To address the challenge of understanding the genetic, molecular, and cellular basis of complex phenotypes, we have, for the first time, developed a structural systems biology approach for genome-wide multiscale modeling of nsSNPs--from the atomic details of molecular interactions to the emergent properties of biological networks. We apply our approach to determine the functional roles of nsSNPs associated with hypoxia tolerance in Drosophila melanogaster. The integrated view of the functional roles of nsSNP at both molecular and network levels allows us to identify driver mutations and their interactions (epistasis) in H, Rad51D, Ulp1, Wnt5, HDAC4, Sol, Dys, GalNAc-T2, and CG33714 genes, all of which are involved in the up-regulation of Notch and Gurken/EGFR signaling pathways. Moreover, we find that a large fraction of the driver mutations are neither located in conserved functional sites, nor responsible for structural stability, but rather regulate protein activity through allosteric transitions, protein-protein interactions, or protein-nucleic acid interactions. This finding should impact future Genome-Wide Association Studies.
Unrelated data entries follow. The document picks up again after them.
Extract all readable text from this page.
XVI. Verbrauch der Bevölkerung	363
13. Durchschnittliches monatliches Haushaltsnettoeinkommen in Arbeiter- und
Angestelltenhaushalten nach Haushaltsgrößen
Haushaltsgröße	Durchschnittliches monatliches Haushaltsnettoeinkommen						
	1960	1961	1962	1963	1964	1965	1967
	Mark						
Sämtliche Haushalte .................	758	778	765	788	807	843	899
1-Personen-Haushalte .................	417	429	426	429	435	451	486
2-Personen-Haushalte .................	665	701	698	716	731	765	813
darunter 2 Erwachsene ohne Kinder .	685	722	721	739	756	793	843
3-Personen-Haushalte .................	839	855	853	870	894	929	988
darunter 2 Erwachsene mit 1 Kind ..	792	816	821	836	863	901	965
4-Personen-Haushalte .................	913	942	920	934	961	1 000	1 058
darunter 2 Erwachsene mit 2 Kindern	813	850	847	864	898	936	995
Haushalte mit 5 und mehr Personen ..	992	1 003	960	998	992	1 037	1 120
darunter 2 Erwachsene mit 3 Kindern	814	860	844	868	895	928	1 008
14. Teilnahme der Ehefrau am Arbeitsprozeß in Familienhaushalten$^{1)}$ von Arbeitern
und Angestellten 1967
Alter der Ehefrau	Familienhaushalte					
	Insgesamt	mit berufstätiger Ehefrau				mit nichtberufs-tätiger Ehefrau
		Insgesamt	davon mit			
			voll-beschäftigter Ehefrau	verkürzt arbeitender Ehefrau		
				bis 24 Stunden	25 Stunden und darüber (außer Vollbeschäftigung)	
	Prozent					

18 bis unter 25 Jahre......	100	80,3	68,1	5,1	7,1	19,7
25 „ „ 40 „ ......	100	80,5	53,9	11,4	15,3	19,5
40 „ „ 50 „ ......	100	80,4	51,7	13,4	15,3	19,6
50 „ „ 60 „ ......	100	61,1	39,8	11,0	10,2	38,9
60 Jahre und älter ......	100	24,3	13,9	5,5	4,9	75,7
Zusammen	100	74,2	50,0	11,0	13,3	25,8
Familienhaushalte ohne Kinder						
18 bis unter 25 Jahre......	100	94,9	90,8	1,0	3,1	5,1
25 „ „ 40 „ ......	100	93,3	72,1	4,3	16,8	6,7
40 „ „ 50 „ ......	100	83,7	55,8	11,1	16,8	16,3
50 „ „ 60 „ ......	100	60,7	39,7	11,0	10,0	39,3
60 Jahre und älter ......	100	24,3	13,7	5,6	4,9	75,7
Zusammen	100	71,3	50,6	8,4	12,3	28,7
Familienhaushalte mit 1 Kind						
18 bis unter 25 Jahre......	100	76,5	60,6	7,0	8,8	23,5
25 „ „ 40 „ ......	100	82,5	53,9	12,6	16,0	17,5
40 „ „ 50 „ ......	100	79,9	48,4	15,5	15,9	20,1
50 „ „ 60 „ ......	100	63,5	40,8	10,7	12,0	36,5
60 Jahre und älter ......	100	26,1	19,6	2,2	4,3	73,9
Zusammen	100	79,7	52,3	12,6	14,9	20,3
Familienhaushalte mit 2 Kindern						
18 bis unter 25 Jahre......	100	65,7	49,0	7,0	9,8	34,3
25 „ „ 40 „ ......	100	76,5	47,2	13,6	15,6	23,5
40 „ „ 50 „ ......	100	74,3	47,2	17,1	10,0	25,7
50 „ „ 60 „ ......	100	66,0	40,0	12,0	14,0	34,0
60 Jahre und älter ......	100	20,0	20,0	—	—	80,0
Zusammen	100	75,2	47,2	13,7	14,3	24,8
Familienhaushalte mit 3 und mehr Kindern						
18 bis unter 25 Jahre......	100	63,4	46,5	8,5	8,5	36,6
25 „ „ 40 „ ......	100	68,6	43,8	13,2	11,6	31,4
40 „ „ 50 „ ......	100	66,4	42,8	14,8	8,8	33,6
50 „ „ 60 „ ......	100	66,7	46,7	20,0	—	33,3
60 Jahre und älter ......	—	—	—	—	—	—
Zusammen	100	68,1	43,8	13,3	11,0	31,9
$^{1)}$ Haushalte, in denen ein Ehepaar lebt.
Our studies demonstrate that the consolidation of statistical, structural, and network views of biomolecules and their interactions can provide new insight into the functional role of nsSNPs in Genome-Wide Association Studies, in a way that neither the knowledge of molecular structures nor biological networks alone could achieve. Thus, multiscale modeling of nsSNPs may prove to be a powerful tool for establishing the functional roles of sequence variants in a wide array of applications.
确定复杂表型中非同义单核苷酸多态性(nsSNP)的功能作用是现代生物学的一大挑战。统计和机器学习技术建立了基因型与表型之间的相关性,但可能无法推断出生物学上相关的机制。基于网络的关联研究的新兴范式旨在解决统计分析中的这个问题。然而,要了解单个分子成分如何在系统中协同工作,需要了解分子结构及其相互作用。
为了解决理解复杂表型的遗传、分子和细胞基础的挑战,我们首次开发了一种结构系统生物学方法,用于对 nsSNP 进行全基因组多尺度建模——从分子相互作用的原子细节到生物网络的涌现特性。我们应用我们的方法来确定与黑腹果蝇耐缺氧性相关的 nsSNP 的功能作用。在分子和网络水平上,nsSNP 功能作用的综合观点使我们能够识别 H、Rad51D、Ulp1、Wnt5、HDAC4、Sol、Dys、GalNAc-T2 和 CG33714 基因中的驱动突变及其相互作用(上位性),所有这些基因都参与了 Notch 和 Gurken/EGFR 信号通路的上调。此外,我们发现很大一部分驱动突变既不在保守的功能位点,也不负责结构稳定性,而是通过别构转变、蛋白质-蛋白质相互作用或蛋白质-核酸相互作用来调节蛋白质活性。这一发现应该会影响未来的全基因组关联研究。
我们的研究表明,将生物分子及其相互作用的统计、结构和网络观点整合起来,可以为全基因组关联研究中 nsSNP 的功能作用提供新的见解,而仅凭分子结构或生物网络的知识是无法实现的。因此,nsSNP 的多尺度建模可能被证明是在广泛的应用中建立序列变异功能作用的有力工具。